The clinical condition that’s often the biggest puzzle for ID specialists—and causes lots of other doctors to throw up their hands—is fever of unknown origin. “Fever is a common symptom of many diseases—the list is enormous, pages and pages in textbooks and articles,” says HUMC’s Levine. “But with FUO, the underlying disease that’s causing the fever isn’t known. How do you work that up?”
It’s precisely because of these diagnostic difficulties, Levine says, that many patients with FUO “just get put on antibiotics for a couple of days.” And that, he says, could “mask what’s really going on,” which poses a major clinical problem, especially in potentially fatal infections. “An infection of the heart valve—endocarditis—is one cause of FUO. If patients with underlying endocarditis are placed on an antibiotic before cultures of their blood have been made, doctors may never make the diagnosis.”

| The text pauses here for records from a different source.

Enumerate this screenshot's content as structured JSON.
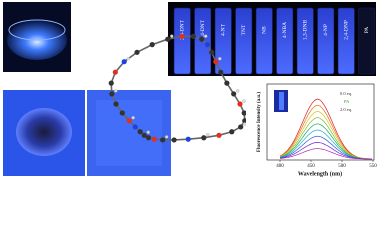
{
  "vials": {
    "labels": [
      "2,6-DNT",
      "2,4-DNT",
      "4-NT",
      "TNT",
      "NB",
      "4-NBA",
      "1,3-DNB",
      "4-NP",
      "2,4-DNP",
      "PA"
    ]
  },
  "spectrum": {
    "x_label": "Wavelength (nm)",
    "y_label": "Fluorescence Intensity (a.u.)",
    "x_ticks": [
      400,
      450,
      500,
      550
    ],
    "legend": [
      "0.0 eq.",
      "PA",
      "2.0 eq."
    ]
  }
}
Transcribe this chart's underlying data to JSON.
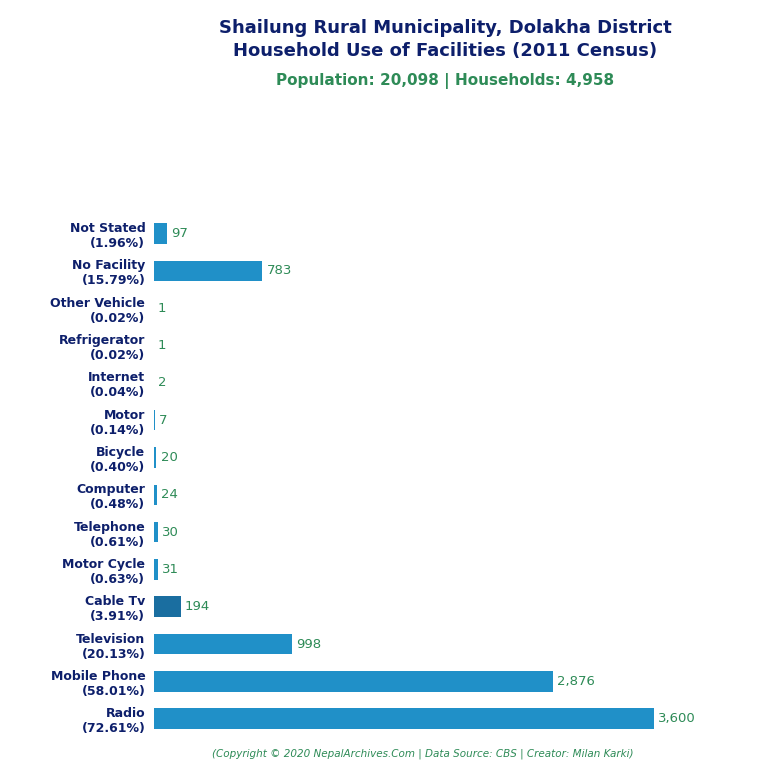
{
  "title_line1": "Shailung Rural Municipality, Dolakha District",
  "title_line2": "Household Use of Facilities (2011 Census)",
  "subtitle": "Population: 20,098 | Households: 4,958",
  "copyright": "(Copyright © 2020 NepalArchives.Com | Data Source: CBS | Creator: Milan Karki)",
  "categories": [
    "Radio\n(72.61%)",
    "Mobile Phone\n(58.01%)",
    "Television\n(20.13%)",
    "Cable Tv\n(3.91%)",
    "Motor Cycle\n(0.63%)",
    "Telephone\n(0.61%)",
    "Computer\n(0.48%)",
    "Bicycle\n(0.40%)",
    "Motor\n(0.14%)",
    "Internet\n(0.04%)",
    "Refrigerator\n(0.02%)",
    "Other Vehicle\n(0.02%)",
    "No Facility\n(15.79%)",
    "Not Stated\n(1.96%)"
  ],
  "values": [
    3600,
    2876,
    998,
    194,
    31,
    30,
    24,
    20,
    7,
    2,
    1,
    1,
    783,
    97
  ],
  "bar_color_main": "#2090c8",
  "bar_color_cable": "#1a6ea0",
  "value_color": "#2e8b57",
  "title_color": "#0d1f6b",
  "subtitle_color": "#2e8b57",
  "copyright_color": "#2e8b57",
  "background_color": "#ffffff",
  "xlim": [
    0,
    4200
  ]
}
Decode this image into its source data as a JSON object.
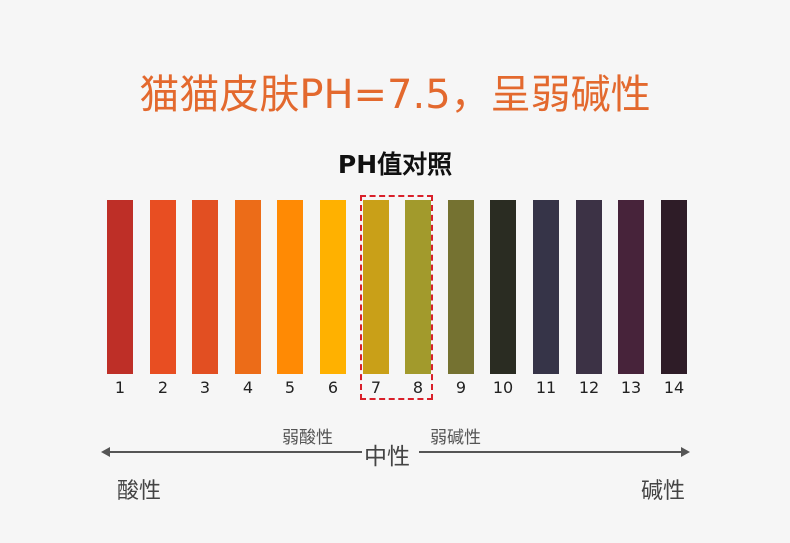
{
  "title": "猫猫皮肤PH=7.5，呈弱碱性",
  "subtitle": "PH值对照",
  "colors": {
    "title": "#e3692e",
    "highlight_border": "#d9202a"
  },
  "scale": [
    {
      "value": "1",
      "color": "#be2f27"
    },
    {
      "value": "2",
      "color": "#e84e22"
    },
    {
      "value": "3",
      "color": "#e24f22"
    },
    {
      "value": "4",
      "color": "#ec6c18"
    },
    {
      "value": "5",
      "color": "#ff8a04"
    },
    {
      "value": "6",
      "color": "#ffb100"
    },
    {
      "value": "7",
      "color": "#c9a018"
    },
    {
      "value": "8",
      "color": "#a29a2c"
    },
    {
      "value": "9",
      "color": "#757231"
    },
    {
      "value": "10",
      "color": "#2a2c22"
    },
    {
      "value": "11",
      "color": "#363448"
    },
    {
      "value": "12",
      "color": "#3c3245"
    },
    {
      "value": "13",
      "color": "#47233a"
    },
    {
      "value": "14",
      "color": "#2e1c27"
    }
  ],
  "highlighted_values": [
    "7",
    "8"
  ],
  "axis": {
    "weak_acid": "弱酸性",
    "neutral": "中性",
    "weak_base": "弱碱性",
    "acid": "酸性",
    "base": "碱性"
  }
}
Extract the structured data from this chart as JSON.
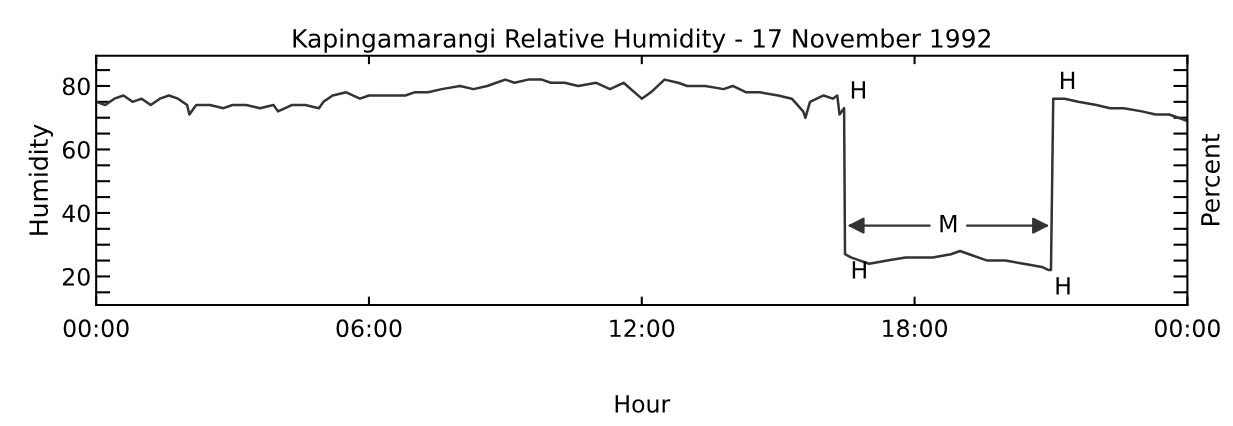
{
  "chart_data": {
    "type": "line",
    "title": "Kapingamarangi Relative Humidity - 17 November 1992",
    "xlabel": "Hour",
    "ylabel": "Humidity",
    "y2label": "Percent",
    "x": [
      0,
      0.2,
      0.4,
      0.6,
      0.8,
      1.0,
      1.2,
      1.4,
      1.6,
      1.8,
      2.0,
      2.05,
      2.2,
      2.5,
      2.8,
      3.0,
      3.3,
      3.6,
      3.9,
      4.0,
      4.3,
      4.6,
      4.9,
      5.0,
      5.2,
      5.5,
      5.8,
      6.0,
      6.2,
      6.5,
      6.8,
      7.0,
      7.3,
      7.6,
      8.0,
      8.3,
      8.6,
      8.8,
      9.0,
      9.2,
      9.5,
      9.8,
      10.0,
      10.3,
      10.6,
      11.0,
      11.3,
      11.6,
      12.0,
      12.2,
      12.5,
      12.8,
      13.0,
      13.4,
      13.8,
      14.0,
      14.3,
      14.6,
      15.0,
      15.3,
      15.55,
      15.6,
      15.7,
      16.0,
      16.2,
      16.3,
      16.35,
      16.45,
      16.47,
      16.6,
      16.8,
      17.0,
      17.4,
      17.8,
      18.0,
      18.4,
      18.8,
      19.0,
      19.2,
      19.6,
      20.0,
      20.4,
      20.8,
      20.95,
      21.0,
      21.05,
      21.3,
      21.6,
      22.0,
      22.3,
      22.6,
      23.0,
      23.3,
      23.6,
      23.8,
      24.0
    ],
    "series": [
      {
        "color": "#333333",
        "values": [
          75,
          74,
          76,
          77,
          75,
          76,
          74,
          76,
          77,
          76,
          74,
          71,
          74,
          74,
          73,
          74,
          74,
          73,
          74,
          72,
          74,
          74,
          73,
          75,
          77,
          78,
          76,
          77,
          77,
          77,
          77,
          78,
          78,
          79,
          80,
          79,
          80,
          81,
          82,
          81,
          82,
          82,
          81,
          81,
          80,
          81,
          79,
          81,
          76,
          78,
          82,
          81,
          80,
          80,
          79,
          80,
          78,
          78,
          77,
          76,
          72,
          70,
          75,
          77,
          76,
          77,
          71,
          73,
          27,
          26,
          25,
          24,
          25,
          26,
          26,
          26,
          27,
          28,
          27,
          25,
          25,
          24,
          23,
          22,
          22,
          76,
          76,
          75,
          74,
          73,
          73,
          72,
          71,
          71,
          70,
          69
        ]
      }
    ],
    "xlim": [
      0,
      24
    ],
    "xticks": [
      {
        "value": 0,
        "label": "00:00"
      },
      {
        "value": 6,
        "label": "06:00"
      },
      {
        "value": 12,
        "label": "12:00"
      },
      {
        "value": 18,
        "label": "18:00"
      },
      {
        "value": 24,
        "label": "00:00"
      }
    ],
    "ylim": [
      11,
      89.5
    ],
    "yticks": [
      {
        "value": 15,
        "label": null
      },
      20,
      {
        "value": 25,
        "label": null
      },
      {
        "value": 30,
        "label": null
      },
      {
        "value": 35,
        "label": null
      },
      40,
      {
        "value": 45,
        "label": null
      },
      {
        "value": 50,
        "label": null
      },
      {
        "value": 55,
        "label": null
      },
      60,
      {
        "value": 65,
        "label": null
      },
      {
        "value": 70,
        "label": null
      },
      {
        "value": 75,
        "label": null
      },
      80,
      {
        "value": 85,
        "label": null
      }
    ],
    "annotations": [
      {
        "text": "H",
        "x": 16.45,
        "y": 73
      },
      {
        "text": "H",
        "x": 16.47,
        "y": 27
      },
      {
        "text": "M",
        "x": 21.0,
        "y": 36
      },
      {
        "text": "H",
        "x": 20.95,
        "y": 22
      },
      {
        "text": "H",
        "x": 21.05,
        "y": 76
      }
    ],
    "grid": false,
    "legend": false,
    "marker": "none",
    "line_style": "solid"
  }
}
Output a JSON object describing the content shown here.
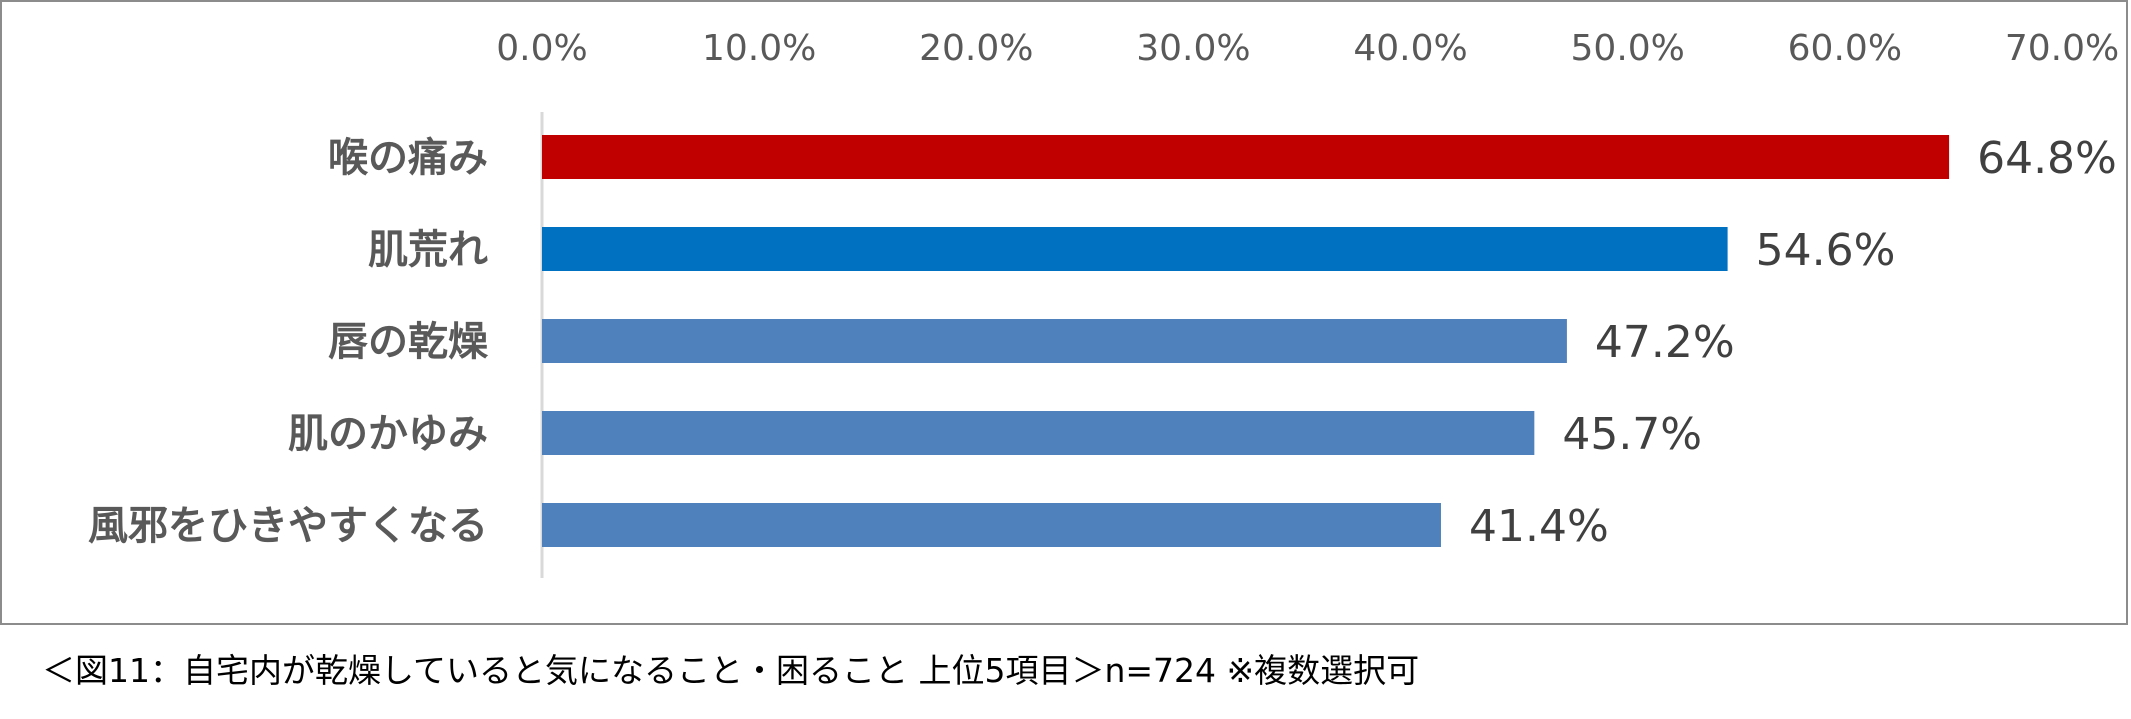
{
  "chart_data": {
    "type": "bar",
    "orientation": "horizontal",
    "categories": [
      "喉の痛み",
      "肌荒れ",
      "唇の乾燥",
      "肌のかゆみ",
      "風邪をひきやすくなる"
    ],
    "values": [
      64.8,
      54.6,
      47.2,
      45.7,
      41.4
    ],
    "data_labels": [
      "64.8%",
      "54.6%",
      "47.2%",
      "45.7%",
      "41.4%"
    ],
    "bar_colors": [
      "#c00000",
      "#0070c0",
      "#4f81bd",
      "#4f81bd",
      "#4f81bd"
    ],
    "xlim": [
      0,
      70
    ],
    "xticks": [
      0,
      10,
      20,
      30,
      40,
      50,
      60,
      70
    ],
    "xtick_labels": [
      "0.0%",
      "10.0%",
      "20.0%",
      "30.0%",
      "40.0%",
      "50.0%",
      "60.0%",
      "70.0%"
    ],
    "axis_position": "top",
    "grid": false
  },
  "caption": "＜図11：自宅内が乾燥していると気になること・困ること 上位5項目＞n=724 ※複数選択可"
}
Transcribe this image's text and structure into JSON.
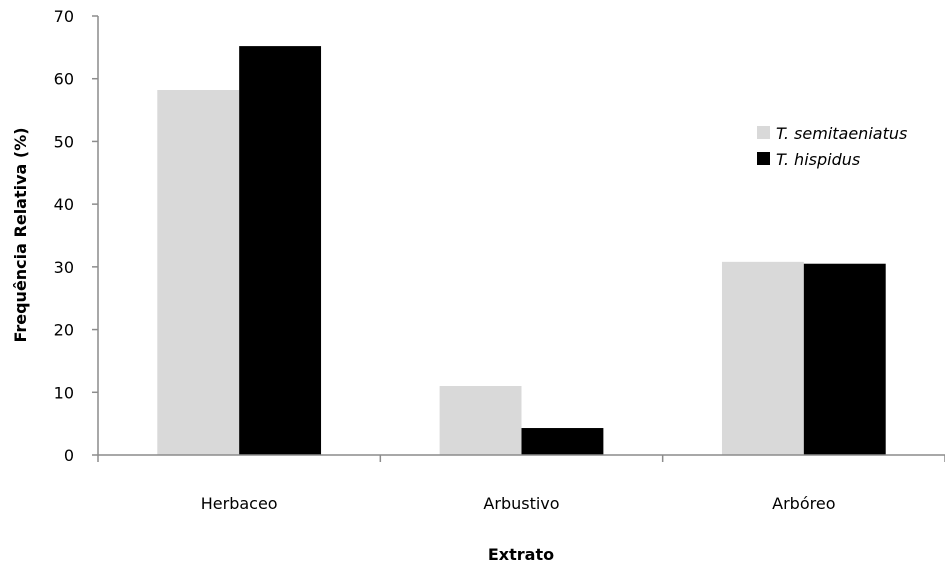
{
  "chart_data": {
    "type": "bar",
    "title": "",
    "xlabel": "Extrato",
    "ylabel": "Frequência Relativa  (%)",
    "categories": [
      "Herbaceo",
      "Arbustivo",
      "Arbóreo"
    ],
    "ylim": [
      0,
      70
    ],
    "yticks": [
      0,
      10,
      20,
      30,
      40,
      50,
      60,
      70
    ],
    "grid": false,
    "legend_position": "right",
    "series": [
      {
        "name": "T. semitaeniatus",
        "color": "#d9d9d9",
        "values": [
          58.2,
          11.0,
          30.8
        ]
      },
      {
        "name": "T. hispidus",
        "color": "#000000",
        "values": [
          65.2,
          4.3,
          30.5
        ]
      }
    ]
  }
}
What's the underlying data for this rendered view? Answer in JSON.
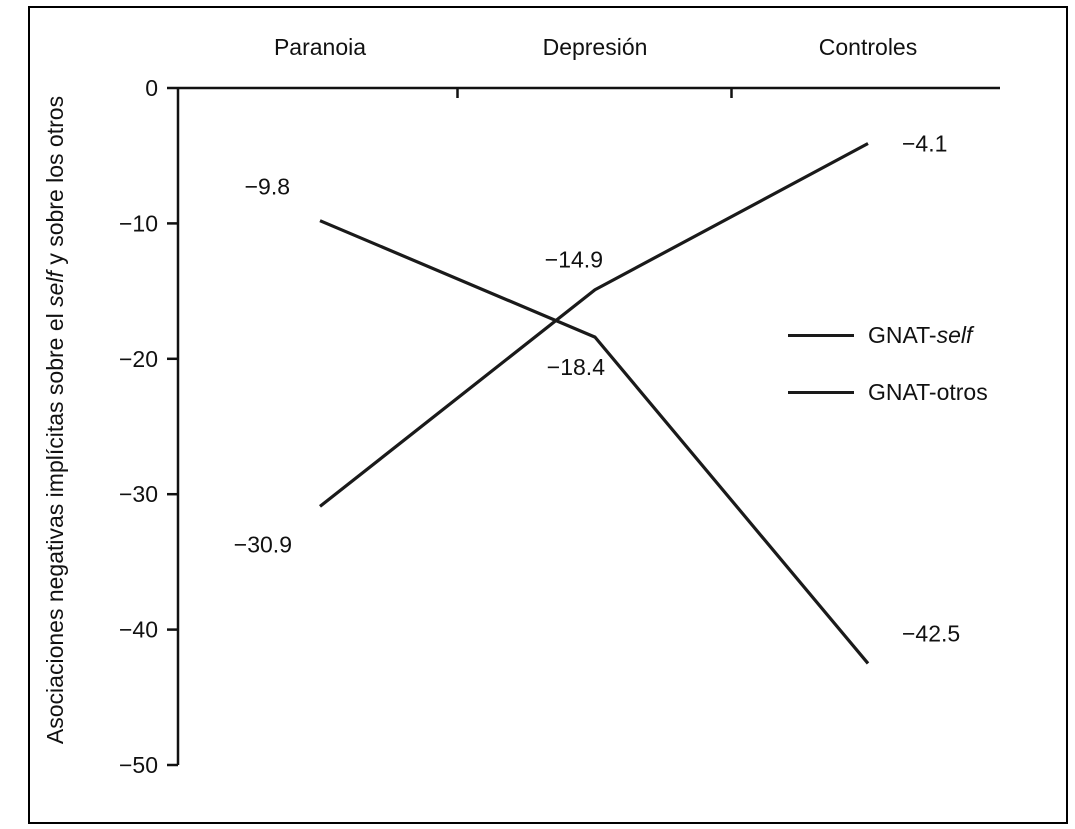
{
  "figure": {
    "y_axis_title": {
      "prefix": "Asociaciones negativas implícitas sobre el ",
      "italic": "self",
      "suffix": " y sobre los otros"
    }
  },
  "legend": {
    "items": [
      {
        "prefix": "GNAT-",
        "italic": "self"
      },
      {
        "prefix": "GNAT-otros",
        "italic": ""
      }
    ]
  },
  "chart_data": {
    "type": "line",
    "title": "",
    "categories": [
      "Paranoia",
      "Depresión",
      "Controles"
    ],
    "series": [
      {
        "name": "GNAT-self",
        "values": [
          -9.8,
          -18.4,
          -42.5
        ]
      },
      {
        "name": "GNAT-otros",
        "values": [
          -30.9,
          -14.9,
          -4.1
        ]
      }
    ],
    "ylim": [
      -50,
      0
    ],
    "yticks": [
      0,
      -10,
      -20,
      -30,
      -40,
      -50
    ],
    "ylabel": "Asociaciones negativas implícitas sobre el self y sobre los otros",
    "xlabel": "",
    "grid": false,
    "legend_position": "right-middle",
    "line_color": "#1a1a1a",
    "data_labels_shown": true
  }
}
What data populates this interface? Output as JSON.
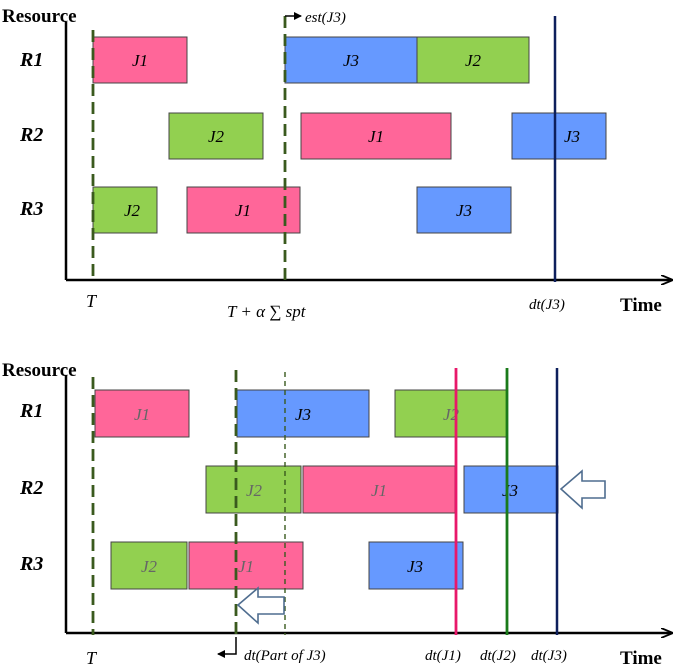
{
  "colors": {
    "pink": "#ff6699",
    "blue": "#6699ff",
    "green": "#92d050",
    "dash_green": "#3a5a1e",
    "navy": "#0d1f5c",
    "magenta_line": "#e8186a",
    "green_line": "#1a7a1a",
    "axis": "#000000"
  },
  "top": {
    "y_axis_label": "Resource",
    "x_axis_label": "Time",
    "rows": [
      "R1",
      "R2",
      "R3"
    ],
    "bars": [
      {
        "row": 0,
        "label": "J1",
        "color": "pink"
      },
      {
        "row": 0,
        "label": "J3",
        "color": "blue"
      },
      {
        "row": 0,
        "label": "J2",
        "color": "green"
      },
      {
        "row": 1,
        "label": "J2",
        "color": "green"
      },
      {
        "row": 1,
        "label": "J1",
        "color": "pink"
      },
      {
        "row": 1,
        "label": "J3",
        "color": "blue"
      },
      {
        "row": 2,
        "label": "J2",
        "color": "green"
      },
      {
        "row": 2,
        "label": "J1",
        "color": "pink"
      },
      {
        "row": 2,
        "label": "J3",
        "color": "blue"
      }
    ],
    "labels": {
      "t": "T",
      "formula": "T + α ∑ spt",
      "est": "est(J3)",
      "dt": "dt(J3)"
    }
  },
  "bottom": {
    "y_axis_label": "Resource",
    "x_axis_label": "Time",
    "rows": [
      "R1",
      "R2",
      "R3"
    ],
    "bars": [
      {
        "row": 0,
        "label": "J1",
        "color": "pink"
      },
      {
        "row": 0,
        "label": "J3",
        "color": "blue"
      },
      {
        "row": 0,
        "label": "J2",
        "color": "green"
      },
      {
        "row": 1,
        "label": "J2",
        "color": "green"
      },
      {
        "row": 1,
        "label": "J1",
        "color": "pink"
      },
      {
        "row": 1,
        "label": "J3",
        "color": "blue"
      },
      {
        "row": 2,
        "label": "J2",
        "color": "green"
      },
      {
        "row": 2,
        "label": "J1",
        "color": "pink"
      },
      {
        "row": 2,
        "label": "J3",
        "color": "blue"
      }
    ],
    "labels": {
      "t": "T",
      "dt_part": "dt(Part of J3)",
      "dt_j1": "dt(J1)",
      "dt_j2": "dt(J2)",
      "dt_j3": "dt(J3)"
    }
  }
}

Not all cases of FUO, however, are genuine, which only adds to the condition’s diagnostic challenges. “First you have to document that they really are fevers,” says Smith, who has had many patients come into his office with pseudo fevers, which were likely the result of Munchausen syndrome, a psychiatric disorder in which someone feigns or self-induces a disease or psychological trauma in order to elicit sympathy or attention. To document that a fever is real, Smith orders a test to measure the blood’s sedimentation rate, an index of the amount of inflammation in the body. He also documents what type of fever the patient is experiencing—continuous, intermittent, or some other pattern.
Last summer, Nahass found himself puzzling over a case involving FUO. It concerned a 59-year-old man with a persistent fever, as high as 103 degrees, who had been first seen by his primary-care physician. After ordering some general blood tests, the doctor thought that his patient might have contracted one of several local tick-borne infectious diseases—anaplasmosis, ehrlichiosis, or Lyme. But after nearly two weeks on the antibiotic doxycycline, the man failed to get better. At this point, the doctor referred his patient to Nahass for evaluation.
During Nahass’s first meeting with him, the man complained, among other things, that there was something not quite right with his tongue. Concerned with making sense of his patient’s more apparent symptoms, Nahass noted the fact but didn’t ascribe much significance to it. But during one of the patient’s subsequent visits, Nahass, now accompanied by a student nurse-practitioner, had his attention redirected. “The NP was concerned about the patient’s tongue,” Nahass says. “It’s interesting how someone with less experience sometimes puts things together differently.”
The patient’s tongue problem, in fact, proved crucial to unlocking the mysteries of his case. After a consult with an oral surgeon and a scan of the man’s brain proved inconclusive, Nahass sent him for a CAT scan. The test revealed a mass in the patient’s abdomen that was affecting his liver and pancreas. Nahass feared pancreatic cancer, but a biopsy of the mass indicated the man had Burkitt’s lymphoma, a cancer of the lymphatic system. And though the brain scan had shown no brain involvement, a subsequent analysis of the patient’s spinal fluid showed the presence of cancer cells. These had traveled to the brain via the fluid and impinged on the patient’s twelth cranial nerve or hypoglossal—the very one that controls tongue movements. “After the patient’s first course or two of chemotherapy, his tongue went back to normal,” Nahass says.
Palsied tongues, tick-borne bugs, dangerous fish tanks, parasite-ridden cats—this is the world of the infectious disease sleuth, a world filled with almost as much unpredictability and mystery as, well, a good detective story. No wonder ID specialists love what they do.
“Never once in all my 28 years of practice have I ever been bored,” says Levine, echoing a refrain just about universal among his colleagues.